Économiste agricole de formation, Mamadou BITEYE a travaillé dans plusieurs régions du continent africain pour des organisations aussi diverses que la Fondation africaine pour le développement, Oxfam et l'Union mondiale pour la nature. Il est titulaire de deux diplômes de master et d'une licence ès sciences et parle cinq langues.

En sa qualité de directeur général pour l'Afrique de la Fondation Rockefeller, il supervise les initiatives à l'échelle continentale à partir du bureau régional de la fondation à Nairobi, au Kenya. Il s'est adressé à AllAfrica au sujet de la fondation pour ses 100 ans.

La Fondation Rockefeller est en train de vivre son centenaire. En quelques mots, qu'est-ce que l'objectif «de promouvoir le bien-être de l'humanité» signifie pour une institution vieille d'un siècle?

En 1913, John D. Rockefeller a défini la mission de ce qui allait devenir la Fondation Rockefeller. Cette mission, qui est en fait une mission intemporelle, est une question sur laquelle la fondation travaille dur pour la mettre en œuvre, mais aussi quelque chose que la fondation réexamine régulièrement parce que le monde dans lequel nous vivons est un monde dynamique.

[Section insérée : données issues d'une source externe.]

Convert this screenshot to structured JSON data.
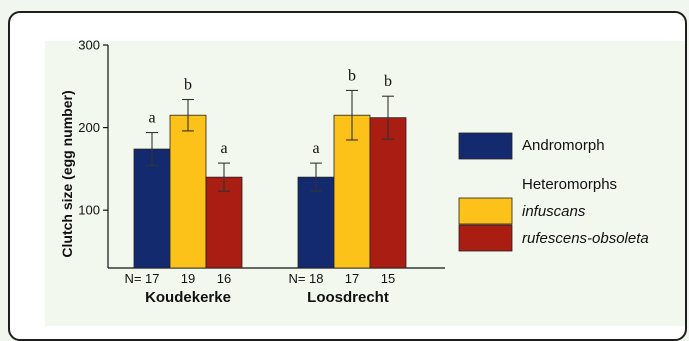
{
  "chart_data": {
    "type": "bar",
    "ylabel": "Clutch size (egg number)",
    "ylim": [
      30,
      300
    ],
    "yticks": [
      100,
      200,
      300
    ],
    "groups": [
      "Koudekerke",
      "Loosdrecht"
    ],
    "legend_header": "Heteromorphs",
    "n_prefix": "N=",
    "series": [
      {
        "name": "Andromorph",
        "italic": false,
        "color": "#142a6e",
        "values": [
          174,
          140
        ],
        "errors": [
          20,
          17
        ],
        "letters": [
          "a",
          "a"
        ],
        "n": [
          "17",
          "18"
        ]
      },
      {
        "name": "infuscans",
        "italic": true,
        "color": "#fdc21a",
        "values": [
          215,
          215
        ],
        "errors": [
          19,
          30
        ],
        "letters": [
          "b",
          "b"
        ],
        "n": [
          "19",
          "17"
        ]
      },
      {
        "name": "rufescens-obsoleta",
        "italic": true,
        "color": "#aa1d12",
        "values": [
          140,
          212
        ],
        "errors": [
          17,
          26
        ],
        "letters": [
          "a",
          "b"
        ],
        "n": [
          "16",
          "15"
        ]
      }
    ]
  }
}
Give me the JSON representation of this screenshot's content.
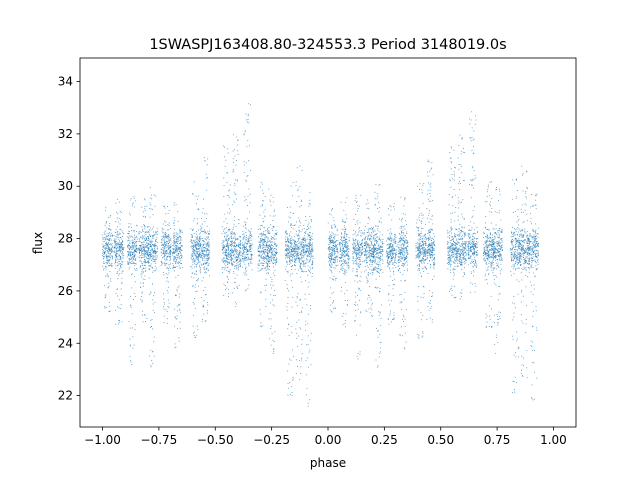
{
  "chart_data": {
    "type": "scatter",
    "title": "1SWASPJ163408.80-324553.3 Period 3148019.0s",
    "xlabel": "phase",
    "ylabel": "flux",
    "xlim": [
      -1.1,
      1.1
    ],
    "ylim": [
      20.8,
      34.9
    ],
    "x_ticks": [
      -1.0,
      -0.75,
      -0.5,
      -0.25,
      0.0,
      0.25,
      0.5,
      0.75,
      1.0
    ],
    "x_tick_labels": [
      "−1.00",
      "−0.75",
      "−0.50",
      "−0.25",
      "0.00",
      "0.25",
      "0.50",
      "0.75",
      "1.00"
    ],
    "y_ticks": [
      22,
      24,
      26,
      28,
      30,
      32,
      34
    ],
    "y_tick_labels": [
      "22",
      "24",
      "26",
      "28",
      "30",
      "32",
      "34"
    ],
    "grid": false,
    "marker_color": "#1f77b4",
    "phase_range": [
      -1.0,
      1.0
    ],
    "baseline_flux": 27.6,
    "clusters": [
      {
        "x": 0.02,
        "y_min": 25.2,
        "y_max": 29.2
      },
      {
        "x": 0.07,
        "y_min": 24.6,
        "y_max": 29.6
      },
      {
        "x": 0.13,
        "y_min": 23.2,
        "y_max": 29.8
      },
      {
        "x": 0.18,
        "y_min": 24.8,
        "y_max": 29.6
      },
      {
        "x": 0.22,
        "y_min": 23.0,
        "y_max": 30.2
      },
      {
        "x": 0.28,
        "y_min": 24.6,
        "y_max": 29.4
      },
      {
        "x": 0.33,
        "y_min": 23.8,
        "y_max": 29.6
      },
      {
        "x": 0.41,
        "y_min": 24.2,
        "y_max": 30.2
      },
      {
        "x": 0.45,
        "y_min": 24.8,
        "y_max": 31.2
      },
      {
        "x": 0.55,
        "y_min": 25.6,
        "y_max": 31.6
      },
      {
        "x": 0.59,
        "y_min": 25.2,
        "y_max": 32.0
      },
      {
        "x": 0.64,
        "y_min": 25.8,
        "y_max": 33.2
      },
      {
        "x": 0.71,
        "y_min": 24.6,
        "y_max": 30.2
      },
      {
        "x": 0.75,
        "y_min": 23.6,
        "y_max": 30.0
      },
      {
        "x": 0.83,
        "y_min": 22.0,
        "y_max": 30.4
      },
      {
        "x": 0.87,
        "y_min": 22.6,
        "y_max": 30.8
      },
      {
        "x": 0.91,
        "y_min": 21.6,
        "y_max": 29.8
      }
    ]
  }
}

La signification de «promouvoir le bien-être de l'humanité» d'il y a 100 ans est différente de celle de nos jours.

Dans la perspective de l'année du centenaire, la fondation a revisité ou réexaminé cette mission afin de comprendre sa signification dans le monde du 21ème siècle. Parmi les nombreuses tendances mondiales que nous avons examinées, nous avons constaté que deux étaient vraiment primordiales.

L'une de ces tendances est l'inégalité croissante, inégalité entre les individus, entre les pays, entre les communautés, ce qui laisse une partie de la communauté internationale vulnérable à l'exclusion de l'économie mondiale. Cela a conduit la fondation à se fixer deux objectifs.
L'un d'eux est la construction d'économies d'inclusives pour voir comment nous pouvons nous assurer que les avantages de la mondialisation sont partagés. Comment pouvons-nous multiplier les opportunités économiques qui permettraient aux populations les plus pauvres et les plus vulnérables d'accéder à des ressources, des informations, des compétences et les partenariats nécessaires pour mieux se rendre compte de leurs potentialités?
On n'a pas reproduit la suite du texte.